Tongue in Cheek – Meaning, Origin and Usage

Are you looking for a way to describe something that's outlandish and on the fringe of what's acceptable in society? You could say that it is "tongue in cheek." This post unpacks everything you need to know about the meaning and origin of this idiomatic expression.


Being "tongue in cheek" means that you're presenting something ironically or something that is borderline of what's socially acceptable in modern culture.

For instance, comedians have a good way of making their jokes tongue in cheek about current events. They may make a thought-provoking presentation that leaves you wondering about the general narrative of something.

Typically, tongue-in-cheek behavior is on the borderline of getting away with it in the eyes of the audience or the people watching or listening to your behavior.

Example Usage

"That comedians joke about the political climate was pretty tongue in cheek. I wonder if the woke mob will cancel him for saying that?"

"That was a pretty tongue in cheek presentation, Deb; you got right down to the facts and made the board feel slightly uncomfortable, which is exactly what we wanted from it."

"That was a tongue in cheek statement by the president.
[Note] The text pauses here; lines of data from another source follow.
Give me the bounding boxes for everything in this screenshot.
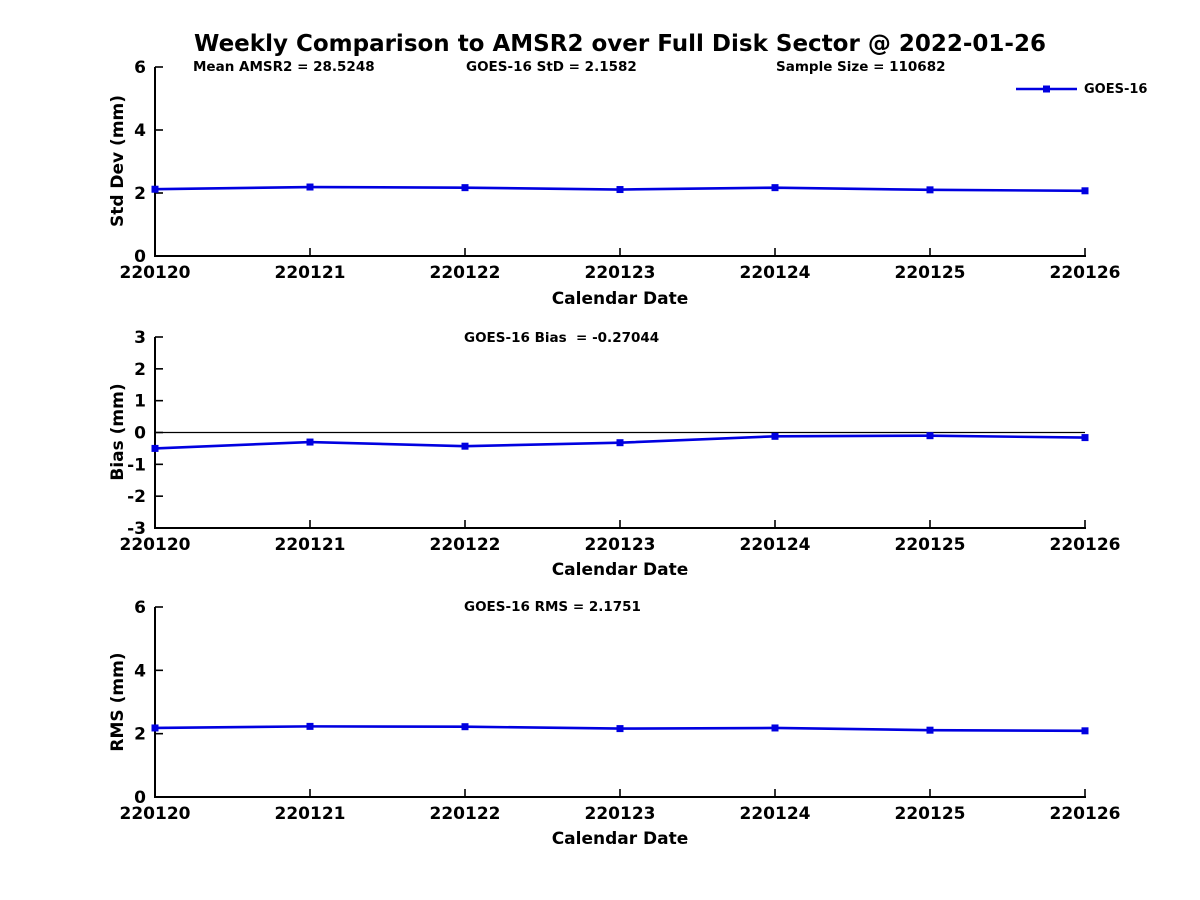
y-tick-label: 3: [134, 328, 146, 348]
y-tick-label: 4: [134, 661, 146, 681]
data-point-marker: [771, 724, 779, 732]
x-tick-label: 220126: [1050, 804, 1121, 824]
y-tick-label: -2: [127, 487, 146, 507]
data-point-marker: [306, 438, 314, 446]
data-point-marker: [616, 725, 624, 733]
x-tick-label: 220122: [430, 535, 501, 555]
y-tick-label: 0: [134, 424, 146, 444]
x-tick-label: 220120: [120, 804, 191, 824]
x-tick-label: 220120: [120, 535, 191, 555]
x-tick-label: 220126: [1050, 535, 1121, 555]
x-tick-label: 220120: [120, 263, 191, 283]
x-tick-label: 220124: [740, 535, 811, 555]
x-tick-label: 220121: [275, 804, 346, 824]
y-tick-label: 2: [134, 360, 146, 380]
x-tick-label: 220124: [740, 804, 811, 824]
data-point-marker: [616, 439, 624, 447]
panel-rms: 0 2 4 6 220120 220121 220122 220123 220124 220125…: [120, 598, 1121, 824]
data-point-marker: [461, 723, 469, 731]
y-tick-label: 6: [134, 58, 146, 78]
annotation-goes16-bias: GOES-16 Bias = -0.27044: [464, 330, 660, 346]
x-tick-label: 220122: [430, 263, 501, 283]
data-point-marker: [151, 444, 159, 452]
data-point-marker: [461, 184, 469, 192]
data-point-marker: [771, 432, 779, 440]
x-tick-label: 220126: [1050, 263, 1121, 283]
y-tick-label: 1: [134, 392, 146, 412]
y-tick-label: 2: [134, 725, 146, 745]
x-tick-label: 220125: [895, 263, 966, 283]
x-tick-label: 220123: [585, 804, 656, 824]
data-point-marker: [1081, 727, 1089, 735]
data-point-marker: [616, 186, 624, 194]
x-tick-label: 220123: [585, 535, 656, 555]
y-tick-label: 4: [134, 121, 146, 141]
y-tick-label: 0: [134, 247, 146, 267]
data-point-marker: [306, 722, 314, 730]
legend-marker: [1043, 85, 1050, 93]
y-tick-label: -3: [127, 519, 146, 539]
data-point-marker: [1081, 187, 1089, 195]
legend-label: GOES-16: [1084, 82, 1148, 97]
chart-title: Weekly Comparison to AMSR2 over Full Dis…: [194, 31, 1046, 57]
legend: [1016, 85, 1077, 93]
x-axis-label-panel-1: Calendar Date: [551, 289, 689, 309]
y-tick-label: -1: [127, 455, 146, 475]
data-point-marker: [771, 184, 779, 192]
data-point-marker: [1081, 434, 1089, 442]
annotation-goes16-rms: GOES-16 RMS = 2.1751: [464, 599, 641, 615]
annotation-goes16-std: GOES-16 StD = 2.1582: [466, 59, 637, 75]
y-axis-label-rms: RMS (mm): [108, 652, 128, 752]
x-tick-label: 220121: [275, 535, 346, 555]
x-tick-label: 220122: [430, 804, 501, 824]
y-tick-label: 0: [134, 788, 146, 808]
panel-std-dev: 0 2 4 6 220120 220121 220122 220123 220124 220125…: [120, 58, 1121, 283]
y-tick-label: 6: [134, 598, 146, 618]
data-point-marker: [151, 724, 159, 732]
x-axis-label-panel-2: Calendar Date: [551, 560, 689, 580]
y-axis-label-bias: Bias (mm): [108, 383, 128, 481]
x-tick-label: 220121: [275, 263, 346, 283]
x-tick-label: 220124: [740, 263, 811, 283]
data-point-marker: [461, 442, 469, 450]
annotation-mean-amsr2: Mean AMSR2 = 28.5248: [193, 59, 375, 75]
data-point-marker: [926, 726, 934, 734]
annotation-sample-size: Sample Size = 110682: [776, 59, 946, 75]
y-axis-label-std-dev: Std Dev (mm): [108, 94, 128, 228]
x-tick-label: 220123: [585, 263, 656, 283]
x-tick-label: 220125: [895, 804, 966, 824]
y-tick-label: 2: [134, 184, 146, 204]
x-axis-label-panel-3: Calendar Date: [551, 829, 689, 849]
data-point-marker: [926, 186, 934, 194]
x-tick-label: 220125: [895, 535, 966, 555]
data-point-marker: [926, 432, 934, 440]
data-point-marker: [306, 183, 314, 191]
data-point-marker: [151, 185, 159, 193]
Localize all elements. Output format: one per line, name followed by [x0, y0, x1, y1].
How does he expect to achieve that in the next 90-days?"

"The show is top-quality, tongue-in-cheek entertainment for teens and young adults looking for something different."


The origin of the expression "tongue in cheek" comes from the visual expression of placing your tongue into your cheek. Language experts think that the phrase originates from the reaction to hearing something that is on the fringe of what we find acceptable.

The expression first appeared in print in "The Fair Maid of Perth," by Sir Walter Scott, 1828, where it reads as follows.

"The fellow who gave this all-hail thrust his tongue in his cheek to some scapegraces like himself."

However, it's important to note that language experts are unsure if Scott was using the phrase in a sarcastic connotation.

Tobias Smollett published "The Adventures of Roderick Random" in 1748. The story's hero ends up in an altercation with a passenger where he says the following.

"I signified my contempt of him by thrusting my tongue in my cheek, which humbled him so much that he scarce swore another oath aloud during the whole journey."

Richard Barham would later cite the expression in his 1845 work, "The Ingoldsby Legends."

Phrases Similar to Tongue in Cheek

  • Risky and adventurous.
  • On the fringe.

Phrases Opposite to Tongue in Cheek

  • Boring.
  • Plain Jane.

What is the Correct Saying?

  • Tongue in cheek.

Ways People May Say Tongue in Cheek Incorrectly

The phrase doesn't have anything to do with the action of placing your tongue in your cheek. Neither does it have a sexual connotation referring to fellatio. It's a way of describing something as cutting edge or on the verge of going too far. The expression refers to words more than actions. As in, the podcast presenter had a "tongue in cheek" show interviewing celebrities.

Acceptable Ways to Phrase Tongue in Cheek

You can use the phrase "tongue in cheek" when describing actions or behavior that is off-culture or not the norm. It's a way of saying something is cheeky or has dark humor. For instance, if you were at a comedy show and the comedian said something funny but clever about a current event, that would be a "tongue in cheek" joke. The phrase can apply to several social and professional situations. For instance, a marketing department could run a "tongue in cheek" ad campaign to get shock value from their target market.